The job court is a pilot program in three counties: Wayne, Genesee and Marquette.


It offers the option of dismissal of charges for pre-trial defendants who are charged with low-level, non-violent crimes. Instead, defendants would be required to maintain employment through the program for one year. 


The House further increased funding for the program with $8.6 million, including $6.1 million in one-time funding, and two-and-a-half full-time positions. 


The Senate also continued the program with a $5 million appropriation, which is intended to divert an estimated 450 cases annually. 


Other highlights in the Attorney General's budget included: 


- A House program providing $1.4 million to support attorneys, investigators and victim advocates dedicated to alleviating high sexual assault caseloads. 


- A $403,400 Senate appropriation to provide additional legal services to the Department of Environment, Great Lakes, and Energy (EGLE) and the Department of Licensing and Regulatory Affairs (LARA). 


- An additional $30,000 to the Prosecuting Attorneys Coordinating Council to provide in-person training for county prosecutors included in the Senate budget.


- A $10 million Senate appropriation to support digital evidence storage for local county prosecutors. 


5. The House Department of State budget included a $19.7 million appropriation to assist with implementing additional costs for Proposal 2, a $15 million increase from the executive recommendation. 


The executive recommendation was $4.7 million and three full-time positions to support Proposal 1 and 2 costs, which the House concurred with.
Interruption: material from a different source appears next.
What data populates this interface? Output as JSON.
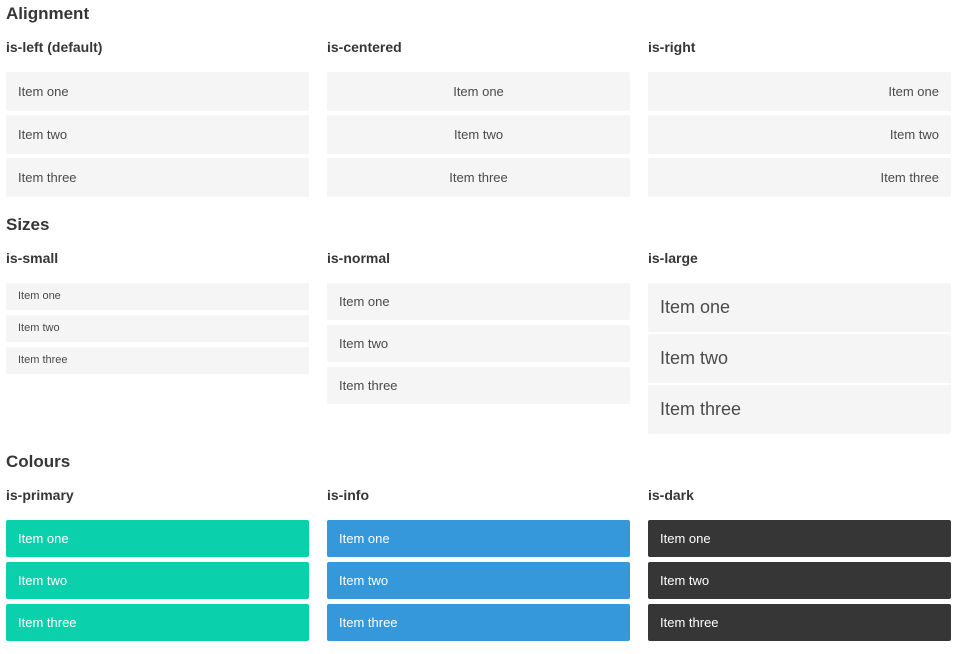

The executive also recommended $11.5 million in FY 2022-23 to implement the ballot proposals, which was also concurred. 


The Senate's recommendation provided funding for three positions to implement Proposals 1 and 2, with a $4.7 million appropriation attached.


The Senate also included a $100 placeholder for additional implementation costs.


The other major difference between the budgets was a $50,000 appropriation by the House to facilitate organ donor registration on state tax forms in coordination with the Treasury. 


6. The Department of Civil Rights budget included funding for 34 new positions and three additional enforcement teams to assist in reducing the backlog of discrimination complaint cases that built up after the pandemic. 


The executive recommendation also included $5.7 million in funding, which was intended to reduce the average complaint investigation completion time to between six and nine months. 


The House provided $11.4 million in funding for the three additional enforcement teams. 


The Senate included $3 million and 20 full-time positions to create two enforcement teams, with the goal of completing cases within nine months. 


In addition to addressing the backlog of cases, the House also recommended $2 million to cover expenses from implementing 2023 PA 6, which added sexual orientation and gender identity as protected categories under the Elliott-Larsen Civil Rights Act. 


Discrimination complaints under these categories would now be included under the Civil Rights Department's jurisdiction, and expenses could include IT updates, community outreach and complaint defendant hearings. 


Almost everything else under the executive recommendation was concurred by both chambers, including an annual diversity, equity and inclusion summit. 


Both the Executive and Legislative Auditor General budgets were almost identical, with small changes to reflect increased operational costs and a 4% increase in the Senate to account for unclassified salaries within the Legislative Auditor General.